COGNITIVE_ACTIONS_EXECUTE_URL = "https://api.cognitiveactions.com/actions/execute" # Hypothetical endpoint

action_id = "a1b74dbe-81c3-4fd3-9b63-1a7059c62fe7"  # Action ID for Generate Image Sketch

# Construct the input payload based on the action's requirements
payload = {
    "model": "dev",
    "prompt": "Create a black and white pencil SKTCH sketch of an immersive exhibition layout. The room is an introduction room which has a museography layout...",
    "outputCount": 1,
    "denoisingSteps": 28,
    "imageAspectRatio": "1:1",
    "imageOutputFormat": "webp",
    "mainLoraIntensity": 1,
    "imageOutputQuality": 90,
    "inputPromptIntensity": 0.8,
    "imageGuidanceIntensity": 3.5,
    "additionalLoraIntensity": 1
}

headers = {
    "Authorization": f"Bearer {COGNITIVE_ACTIONS_API_KEY}",
    "Content-Type": "application/json"
}

try:
    response = requests.post(
        COGNITIVE_ACTIONS_EXECUTE_URL,
        headers=headers,
        json={"action_id": action_id, "inputs": payload}  # Hypothetical structure
    )
    response.raise_for_status()  # Raise an exception for bad status codes (4xx or 5xx)

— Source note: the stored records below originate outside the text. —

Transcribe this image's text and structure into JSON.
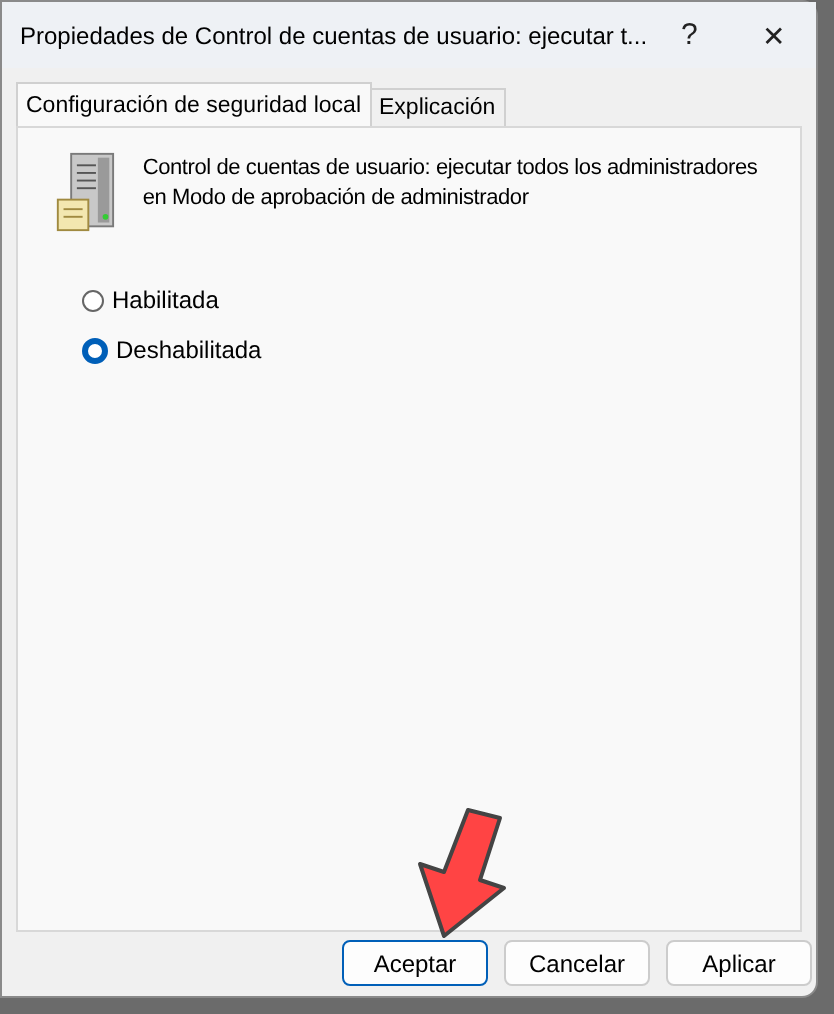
{
  "window": {
    "title": "Propiedades de Control de cuentas de usuario: ejecutar t...",
    "help": "?",
    "close": "✕"
  },
  "tabs": [
    {
      "label": "Configuración de seguridad local",
      "selected": true
    },
    {
      "label": "Explicación",
      "selected": false
    }
  ],
  "policy": {
    "description": "Control de cuentas de usuario: ejecutar todos los administradores en Modo de aprobación de administrador"
  },
  "options": [
    {
      "label": "Habilitada",
      "selected": false
    },
    {
      "label": "Deshabilitada",
      "selected": true
    }
  ],
  "buttons": [
    {
      "label": "Aceptar",
      "default": true
    },
    {
      "label": "Cancelar",
      "default": false
    },
    {
      "label": "Aplicar",
      "default": false
    }
  ]
}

    result = response.json()
    print("Action executed successfully:")
    print(json.dumps(result, indent=2))

except requests.exceptions.RequestException as e:
    print(f"Error executing action {action_id}: {e}")
    if e.response is not None:
        print(f"Response status: {e.response.status_code}")
        try:
            print(f"Response body: {e.response.json()}")
        except json.JSONDecodeError:
            print(f"Response body: {e.response.text}")

In this code snippet:

  • The action_id is set to the ID of the "Generate Image Sketch" action.
  • The payload is constructed using the required and optional fields.
  • The requests library is used to post the JSON payload to the Cognitive Actions endpoint.

Conclusion

Utilizing the meliponalab/sketchconcepts API allows developers to transform textual descriptions into beautiful image sketches effectively. By leveraging the various customizable settings, you can fine-tune the output to fit your creative needs. Explore the potential applications in art, design, and visualization, and start integrating these powerful Cognitive Actions into your applications today!